Nova York - Dennis Hopper – ator, cineasta, fotógrafo, colecionador de arte, maluco de primeira categoria, sobrevivente entre os sobreviventes –nunca queimou o filme. Ao contrário dos bandidos e esquisitões que interpretou ao longo de décadas – o psicopata complexado em relação à mamãezinha em Veludo Azul, o louco no controle de uma bomba em Velocidade Máxima –, ele atravessou incólume bons, maus e, algumas vezes, espetacularmente terríveis momentos. Ele suplantou a era de ouro de Hollywood adentrando com estrondo uma nova era do cinema em Easy Rider – Sem Destino. Ele deu umas voltas com James Dean, interpretou o papel de filho de Elizabeth Taylor, atuou sob a direção de Quentin Tarantino. Foi rico e infame, perdido e descoberto, a próxima grande novidade, o último dos resistentes.

Ultimamente, Hopper, que faz 74 anos no dia 17 de maio, voltou ao noticiário. Em março, seu advogado no processo de divórcio da quinta esposa, Victoria, anunciou que o ator tem um câncer de próstata terminal e, muito doente, estaria impossibilitado de comparecer ao tribunal. Na mesma semana, um lúgubre Hopper compareceu todo sorrisos com Jack Nicholson para ser homenageado com uma estrela no Hollywood Boulevard. Nicholson, zanzando em torno de Hopper, vestia uma camisa extraordinariamente feia, decorada com as listras e estrelas da bandeira americana e com a imagem dos dois fatídicos motoqueiros de Easy Rider, o filme que transformou Hopper em diretor de cinema e tirou Nicholson da irrelevância dos filmes B. Foi um daqueles momentos sublimes e ridículos de Hollywwod, armado e ao mesmo tempo real.
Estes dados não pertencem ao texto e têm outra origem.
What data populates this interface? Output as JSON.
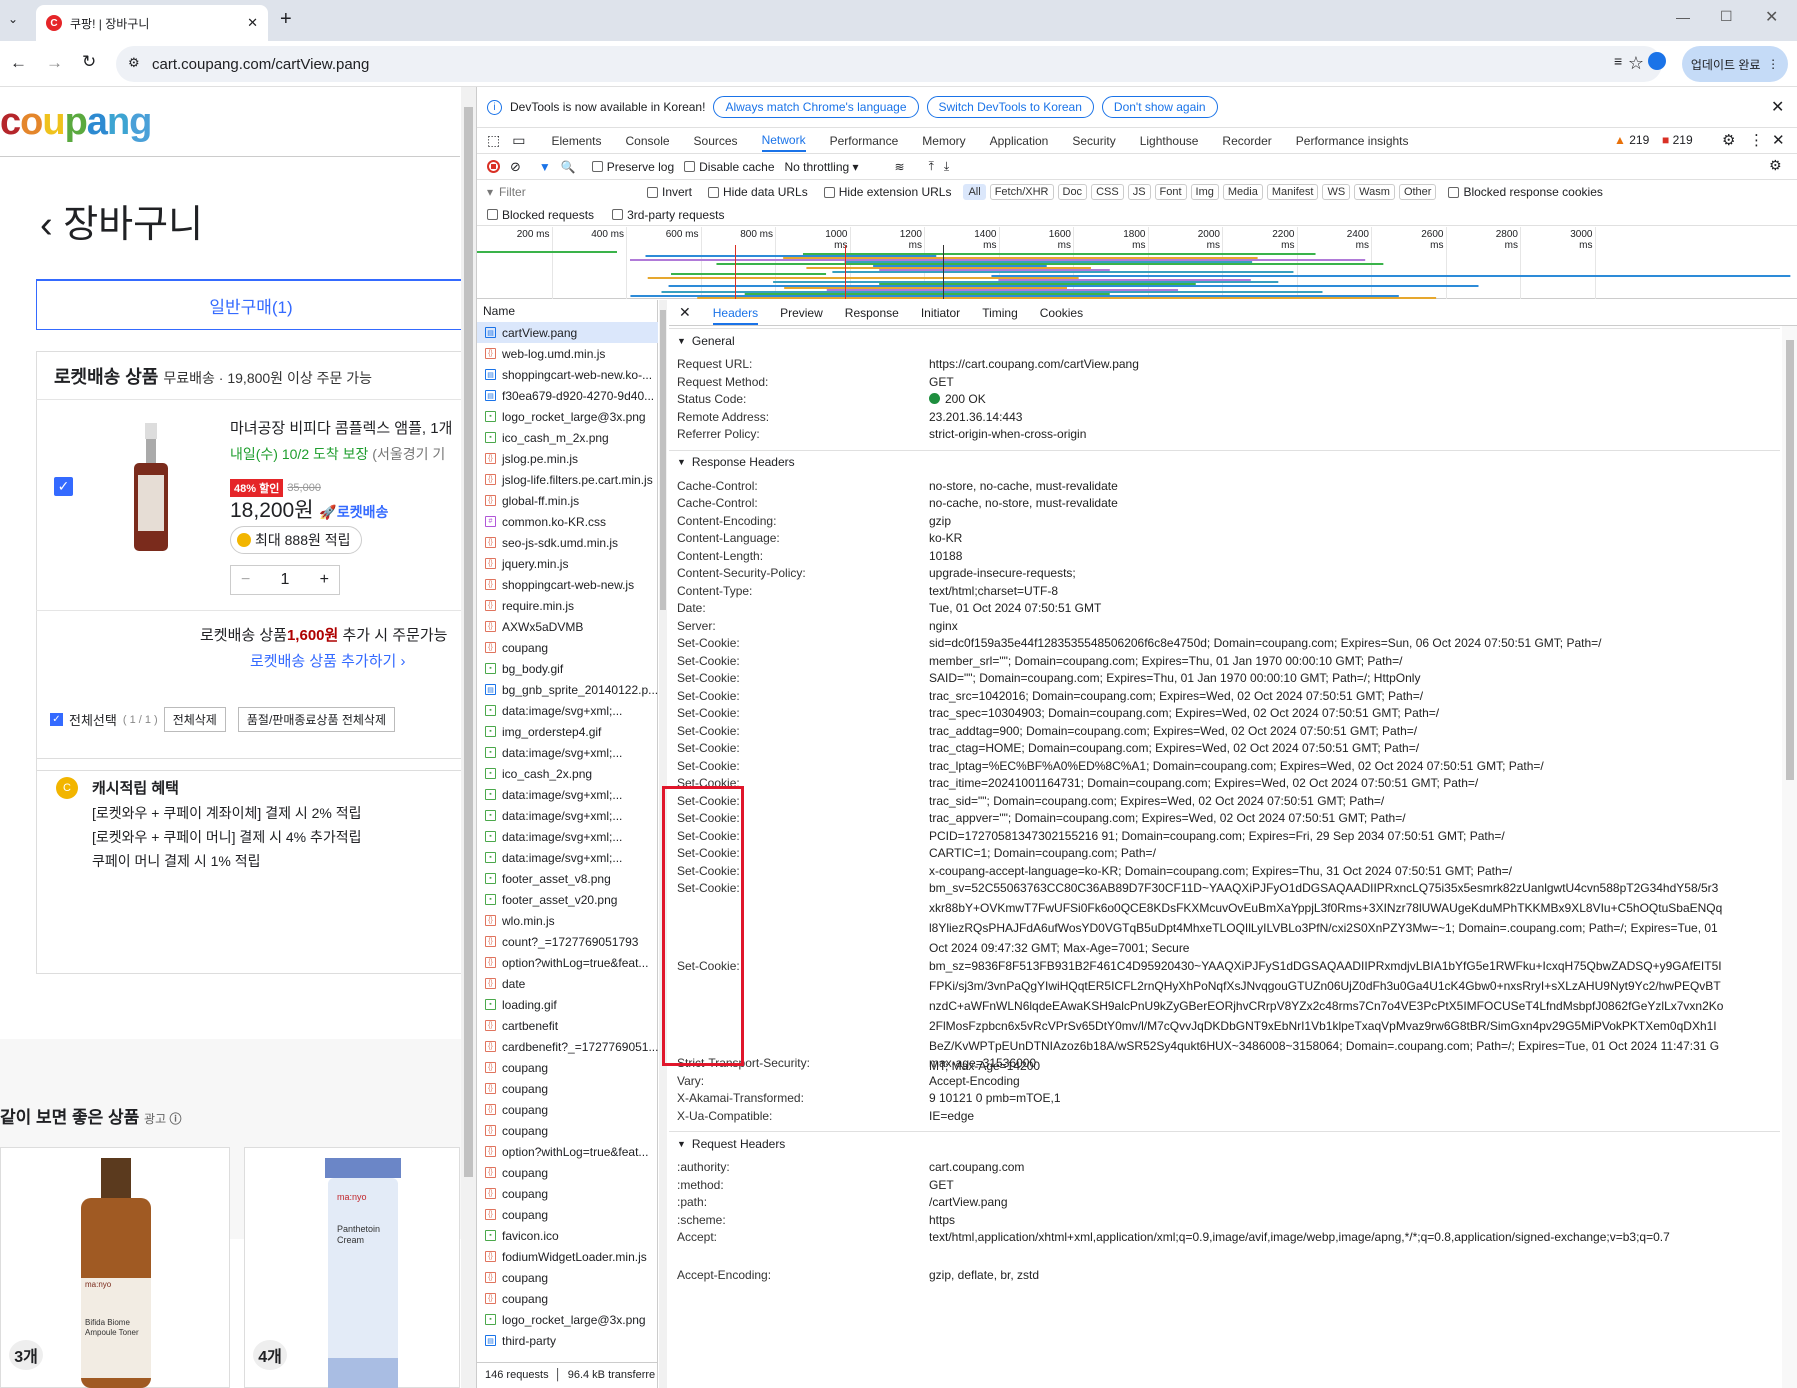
{
  "browser": {
    "tab_title": "쿠팡! | 장바구니",
    "url": "cart.coupang.com/cartView.pang",
    "update_label": "업데이트 완료"
  },
  "page": {
    "logo": "coupang",
    "heading": "장바구니",
    "tab_general": "일반구매(1)",
    "rocket_title": "로켓배송 상품",
    "rocket_sub": "무료배송 · 19,800원 이상 주문 가능",
    "product_name": "마녀공장 비피다 콤플렉스 앰플, 1개",
    "delivery": "내일(수) 10/2 도착 보장",
    "delivery_region": "(서울경기 기",
    "discount_badge": "48% 할인",
    "original_price": "35,000",
    "price": "18,200원",
    "rocket_badge": "로켓배송",
    "points": "최대 888원 적립",
    "qty": "1",
    "add_notice_a": "로켓배송 상품",
    "add_notice_amount": "1,600원",
    "add_notice_b": "추가 시 주문가능",
    "add_more": "로켓배송 상품 추가하기 ›",
    "select_all": "전체선택",
    "select_count": "( 1 / 1 )",
    "delete_all": "전체삭제",
    "delete_soldout": "품절/판매종료상품 전체삭제",
    "cash_title": "캐시적립 혜택",
    "cash_lines": [
      "[로켓와우 + 쿠페이 계좌이체] 결제 시 2% 적립",
      "[로켓와우 + 쿠페이 머니] 결제 시 4% 추가적립",
      "쿠페이 머니 결제 시 1% 적립"
    ],
    "reco_title": "같이 보면 좋은 상품",
    "reco_ad": "광고",
    "reco_counts": [
      "3개",
      "4개"
    ],
    "reco_labels": [
      "ma:nyo",
      "ma:nyo"
    ],
    "reco_names": [
      "Bifida Biome Ampoule Toner",
      "Panthetoin Cream"
    ]
  },
  "devtools": {
    "banner": "DevTools is now available in Korean!",
    "btn_match": "Always match Chrome's language",
    "btn_switch": "Switch DevTools to Korean",
    "btn_dont": "Don't show again",
    "tabs": [
      "Elements",
      "Console",
      "Sources",
      "Network",
      "Performance",
      "Memory",
      "Application",
      "Security",
      "Lighthouse",
      "Recorder",
      "Performance insights"
    ],
    "warn_count": "219",
    "err_count": "219",
    "preserve_log": "Preserve log",
    "disable_cache": "Disable cache",
    "throttling": "No throttling",
    "filter_placeholder": "Filter",
    "invert": "Invert",
    "hide_data": "Hide data URLs",
    "hide_ext": "Hide extension URLs",
    "filter_types": [
      "All",
      "Fetch/XHR",
      "Doc",
      "CSS",
      "JS",
      "Font",
      "Img",
      "Media",
      "Manifest",
      "WS",
      "Wasm",
      "Other"
    ],
    "blocked_cookies": "Blocked response cookies",
    "blocked_req": "Blocked requests",
    "third_party": "3rd-party requests",
    "timeline_ticks": [
      "200 ms",
      "400 ms",
      "600 ms",
      "800 ms",
      "1000 ms",
      "1200 ms",
      "1400 ms",
      "1600 ms",
      "1800 ms",
      "2000 ms",
      "2200 ms",
      "2400 ms",
      "2600 ms",
      "2800 ms",
      "3000 ms"
    ],
    "name_header": "Name",
    "requests": [
      "cartView.pang",
      "web-log.umd.min.js",
      "shoppingcart-web-new.ko-...",
      "f30ea679-d920-4270-9d40...",
      "logo_rocket_large@3x.png",
      "ico_cash_m_2x.png",
      "jslog.pe.min.js",
      "jslog-life.filters.pe.cart.min.js",
      "global-ff.min.js",
      "common.ko-KR.css",
      "seo-js-sdk.umd.min.js",
      "jquery.min.js",
      "shoppingcart-web-new.js",
      "require.min.js",
      "AXWx5aDVMB",
      "coupang",
      "bg_body.gif",
      "bg_gnb_sprite_20140122.p...",
      "data:image/svg+xml;...",
      "img_orderstep4.gif",
      "data:image/svg+xml;...",
      "ico_cash_2x.png",
      "data:image/svg+xml;...",
      "data:image/svg+xml;...",
      "data:image/svg+xml;...",
      "data:image/svg+xml;...",
      "footer_asset_v8.png",
      "footer_asset_v20.png",
      "wlo.min.js",
      "count?_=1727769051793",
      "option?withLog=true&feat...",
      "date",
      "loading.gif",
      "cartbenefit",
      "cardbenefit?_=1727769051...",
      "coupang",
      "coupang",
      "coupang",
      "coupang",
      "option?withLog=true&feat...",
      "coupang",
      "coupang",
      "coupang",
      "favicon.ico",
      "fodiumWidgetLoader.min.js",
      "coupang",
      "coupang",
      "logo_rocket_large@3x.png",
      "third-party"
    ],
    "summary_requests": "146 requests",
    "summary_transferred": "96.4 kB transferre",
    "detail_tabs": [
      "Headers",
      "Preview",
      "Response",
      "Initiator",
      "Timing",
      "Cookies"
    ],
    "general_title": "General",
    "general": [
      [
        "Request URL:",
        "https://cart.coupang.com/cartView.pang"
      ],
      [
        "Request Method:",
        "GET"
      ],
      [
        "Status Code:",
        "200 OK"
      ],
      [
        "Remote Address:",
        "23.201.36.14:443"
      ],
      [
        "Referrer Policy:",
        "strict-origin-when-cross-origin"
      ]
    ],
    "response_title": "Response Headers",
    "response": [
      [
        "Cache-Control:",
        "no-store, no-cache, must-revalidate"
      ],
      [
        "Cache-Control:",
        "no-cache, no-store, must-revalidate"
      ],
      [
        "Content-Encoding:",
        "gzip"
      ],
      [
        "Content-Language:",
        "ko-KR"
      ],
      [
        "Content-Length:",
        "10188"
      ],
      [
        "Content-Security-Policy:",
        "upgrade-insecure-requests;"
      ],
      [
        "Content-Type:",
        "text/html;charset=UTF-8"
      ],
      [
        "Date:",
        "Tue, 01 Oct 2024 07:50:51 GMT"
      ],
      [
        "Server:",
        "nginx"
      ],
      [
        "Set-Cookie:",
        "sid=dc0f159a35e44f1283535548506206f6c8e4750d; Domain=coupang.com; Expires=Sun, 06 Oct 2024 07:50:51 GMT; Path=/"
      ],
      [
        "Set-Cookie:",
        "member_srl=\"\"; Domain=coupang.com; Expires=Thu, 01 Jan 1970 00:00:10 GMT; Path=/"
      ],
      [
        "Set-Cookie:",
        "SAID=\"\"; Domain=coupang.com; Expires=Thu, 01 Jan 1970 00:00:10 GMT; Path=/; HttpOnly"
      ],
      [
        "Set-Cookie:",
        "trac_src=1042016; Domain=coupang.com; Expires=Wed, 02 Oct 2024 07:50:51 GMT; Path=/"
      ],
      [
        "Set-Cookie:",
        "trac_spec=10304903; Domain=coupang.com; Expires=Wed, 02 Oct 2024 07:50:51 GMT; Path=/"
      ],
      [
        "Set-Cookie:",
        "trac_addtag=900; Domain=coupang.com; Expires=Wed, 02 Oct 2024 07:50:51 GMT; Path=/"
      ],
      [
        "Set-Cookie:",
        "trac_ctag=HOME; Domain=coupang.com; Expires=Wed, 02 Oct 2024 07:50:51 GMT; Path=/"
      ],
      [
        "Set-Cookie:",
        "trac_lptag=%EC%BF%A0%ED%8C%A1; Domain=coupang.com; Expires=Wed, 02 Oct 2024 07:50:51 GMT; Path=/"
      ],
      [
        "Set-Cookie:",
        "trac_itime=20241001164731; Domain=coupang.com; Expires=Wed, 02 Oct 2024 07:50:51 GMT; Path=/"
      ],
      [
        "Set-Cookie:",
        "trac_sid=\"\"; Domain=coupang.com; Expires=Wed, 02 Oct 2024 07:50:51 GMT; Path=/"
      ],
      [
        "Set-Cookie:",
        "trac_appver=\"\"; Domain=coupang.com; Expires=Wed, 02 Oct 2024 07:50:51 GMT; Path=/"
      ],
      [
        "Set-Cookie:",
        "PCID=17270581347302155216 91; Domain=coupang.com; Expires=Fri, 29 Sep 2034 07:50:51 GMT; Path=/"
      ],
      [
        "Set-Cookie:",
        "CARTIC=1; Domain=coupang.com; Path=/"
      ],
      [
        "Set-Cookie:",
        "x-coupang-accept-language=ko-KR; Domain=coupang.com; Expires=Thu, 31 Oct 2024 07:50:51 GMT; Path=/"
      ],
      [
        "Set-Cookie:",
        "bm_sv=52C55063763CC80C36AB89D7F30CF11D~YAAQXiPJFyO1dDGSAQAADIIPRxncLQ75i35x5esmrk82zUanlgwtU4cvn588pT2G34hdY58/5r3xkr88bY+OVKmwT7FwUFSi0Fk6o0QCE8KDsFKXMcuvOvEuBmXaYppjL3f0Rms+3XINzr78lUWAUgeKduMPhTKKMBx9XL8VIu+C5hOQtuSbaENQql8YliezRQsPHAJFdA6ufWosYD0VGTqB5uDpt4MhxeTLOQIlLyILVBLo3PfN/cxi2S0XnPZY3Mw=~1; Domain=.coupang.com; Path=/; Expires=Tue, 01 Oct 2024 09:47:32 GMT; Max-Age=7001; Secure"
      ],
      [
        "Set-Cookie:",
        "bm_sz=9836F8F513FB931B2F461C4D95920430~YAAQXiPJFyS1dDGSAQAADIIPRxmdjvLBIA1bYfG5e1RWFku+IcxqH75QbwZADSQ+y9GAfEIT5IFPKi/sj3m/3vnPaQgYIwiHQqtER5ICFL2rnQHyXhPoNqfXsJNvqgouGTUZn06UjZ0dFh3u0Ga4U1cK4Gbw0+nxsRryI+sXLzAHU9Nyt9Yc2/hwPEQvBTnzdC+aWFnWLN6lqdeEAwaKSH9alcPnU9kZyGBerEORjhvCRrpV8YZx2c48rms7Cn7o4VE3PcPtX5IMFOCUSeT4LfndMsbpfJ0862fGeYzlLx7vxn2Ko2FlMosFzpbcn6x5vRcVPrSv65DtY0mv/l/M7cQvvJqDKDbGNT9xEbNrI1Vb1klpeTxaqVpMvaz9rw6G8tBR/SimGxn4pv29G5MiPVokPKTXem0qDXh1IBeZ/KvWPTpEUnDTNIAzoz6b18A/wSR52Sy4qukt6HUX~3486008~3158064; Domain=.coupang.com; Path=/; Expires=Tue, 01 Oct 2024 11:47:31 GMT; Max-Age=14200"
      ],
      [
        "Strict-Transport-Security:",
        "max-age=31536000"
      ],
      [
        "Vary:",
        "Accept-Encoding"
      ],
      [
        "X-Akamai-Transformed:",
        "9 10121 0 pmb=mTOE,1"
      ],
      [
        "X-Ua-Compatible:",
        "IE=edge"
      ]
    ],
    "request_title": "Request Headers",
    "request": [
      [
        ":authority:",
        "cart.coupang.com"
      ],
      [
        ":method:",
        "GET"
      ],
      [
        ":path:",
        "/cartView.pang"
      ],
      [
        ":scheme:",
        "https"
      ],
      [
        "Accept:",
        "text/html,application/xhtml+xml,application/xml;q=0.9,image/avif,image/webp,image/apng,*/*;q=0.8,application/signed-exchange;v=b3;q=0.7"
      ],
      [
        "Accept-Encoding:",
        "gzip, deflate, br, zstd"
      ]
    ]
  },
  "colors": {
    "coupang_c": "#b5262b",
    "coupang_o": "#e4862b",
    "coupang_u": "#efc21d",
    "coupang_p": "#5aa93f",
    "coupang_a": "#2d8ad1",
    "coupang_n": "#3da4d2",
    "coupang_g": "#4aa0d8",
    "accent": "#1a73e8",
    "highlight_box": "#e0162b"
  }
}
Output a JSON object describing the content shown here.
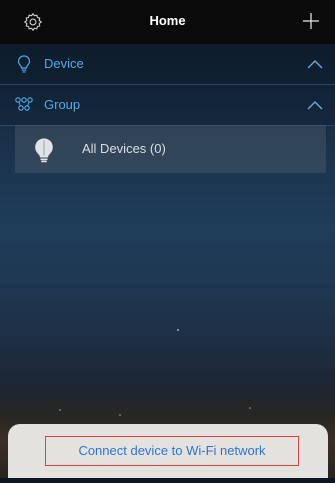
{
  "header": {
    "title": "Home",
    "left_icon": "gear-icon",
    "right_icon": "plus-icon"
  },
  "sections": {
    "device": {
      "label": "Device",
      "icon": "bulb-outline-icon",
      "expanded": true
    },
    "group": {
      "label": "Group",
      "icon": "group-nodes-icon",
      "expanded": true
    }
  },
  "group_items": [
    {
      "label": "All Devices (0)",
      "icon": "bulb-icon"
    }
  ],
  "action_sheet": {
    "button_label": "Connect device to Wi-Fi network"
  },
  "colors": {
    "accent": "#4fa9e8",
    "link": "#2f74d0",
    "highlight_border": "#e04040",
    "header_bg": "#0a0a0a"
  }
}
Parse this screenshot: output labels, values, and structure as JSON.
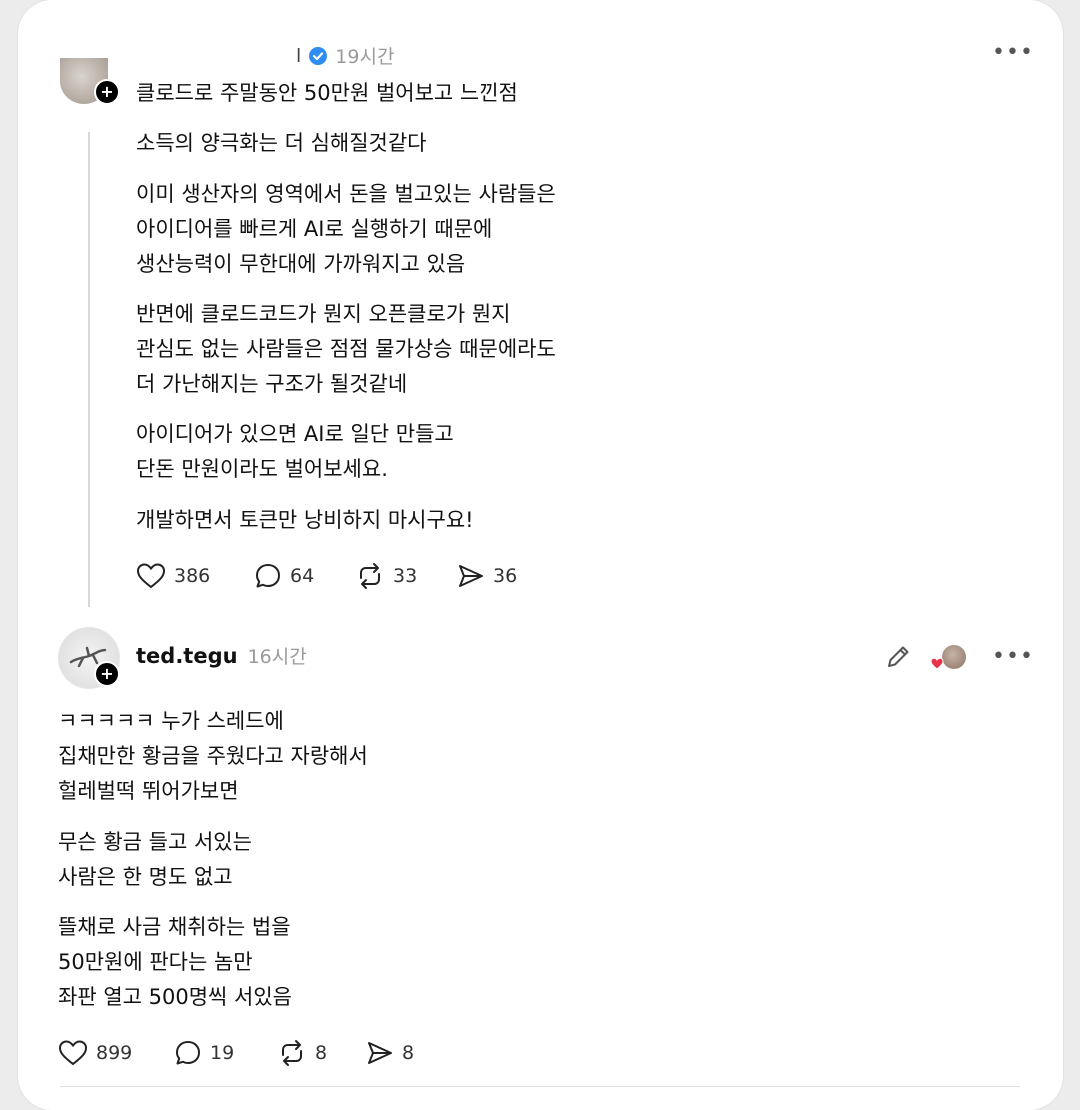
{
  "post1": {
    "time": "19시간",
    "title": "클로드로 주말동안 50만원 벌어보고 느낀점",
    "paragraphs": [
      "소득의 양극화는 더 심해질것같다",
      "이미 생산자의 영역에서 돈을 벌고있는 사람들은\n아이디어를 빠르게 AI로 실행하기 때문에\n생산능력이 무한대에 가까워지고 있음",
      "반면에 클로드코드가 뭔지 오픈클로가 뭔지\n관심도 없는 사람들은 점점 물가상승 때문에라도\n더 가난해지는 구조가 될것같네",
      "아이디어가 있으면 AI로 일단 만들고\n단돈 만원이라도 벌어보세요.",
      "개발하면서 토큰만 낭비하지 마시구요!"
    ],
    "likes": "386",
    "comments": "64",
    "reposts": "33",
    "shares": "36"
  },
  "post2": {
    "username": "ted.tegu",
    "time": "16시간",
    "paragraphs": [
      "ㅋㅋㅋㅋㅋ 누가 스레드에\n집채만한 황금을 주웠다고 자랑해서\n헐레벌떡 뛰어가보면",
      "무슨 황금 들고 서있는\n사람은 한 명도 없고",
      "뜰채로 사금 채취하는 법을\n50만원에 판다는 놈만\n좌판 열고 500명씩 서있음"
    ],
    "likes": "899",
    "comments": "19",
    "reposts": "8",
    "shares": "8"
  },
  "icons": {
    "more": "more-icon",
    "like": "heart-icon",
    "comment": "comment-icon",
    "repost": "repost-icon",
    "share": "share-icon",
    "edit": "pencil-icon",
    "verified": "verified-badge-icon",
    "follow": "plus-icon"
  },
  "colors": {
    "verified": "#2f8cf0",
    "liked_heart": "#e8334a"
  }
}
Foi também uma ocasião perfeita para Hopper, acostumado a se equilibrar entre realidades aparentemente contraditórias na maior parte da carreira: de tanga em Tarzan and Jane, Regained Sort of...,, produção de Andy Warhol de 1963, e em seguida o delator antagonista de John Wayne em The Sons of Katie Elder. Inspirado por Vincent Price (isso mesmo, Vincent Price), virou colecionador de arte ao comprar algumas obras do início da carreira de Warhol por US$ 75 e arrematar outras tantas obras-primas de gente como Roy Lichenstein, Jasper Johns e Jean-Michel Basquiat. Mais tarde, quando Easy Rider foi lançado, Warhol, que imortalizou Hopper em serigrafia, especulou sobre a influência que teria exercido sobre aquele ator "com tamanha loucura no olhar": "A gente nunca sabe onde as pessoas vão beber para se inspirar".

No caso de Hopper, as linhas de influência talvez sejam mais abrangentes do que podem parecer de início, variando da bandeira americana num dos quadros de Johns, por exemplo, àquela exibida por Peter Fonda como se fosse um alvo às costas de sua jaqueta de motoqueiro, em Easy Rider. Hopper, que começou na pintura e na fotografia, desistiu delas e as retomou em diferentes momentos da vida, não apenas tinha grande faro para comprar arte; ele mesmo também levava a própria estética às últimas consequências e, por vezes, à beira do abismo. Entre as mais impactantes estratégias na forma de Easy Rider, estão os cortes agressivos, um soco na cara, que eram a marca registrada de seu amigo de longa data, o cineasta vanguardista Bruce Conner (de A Movie).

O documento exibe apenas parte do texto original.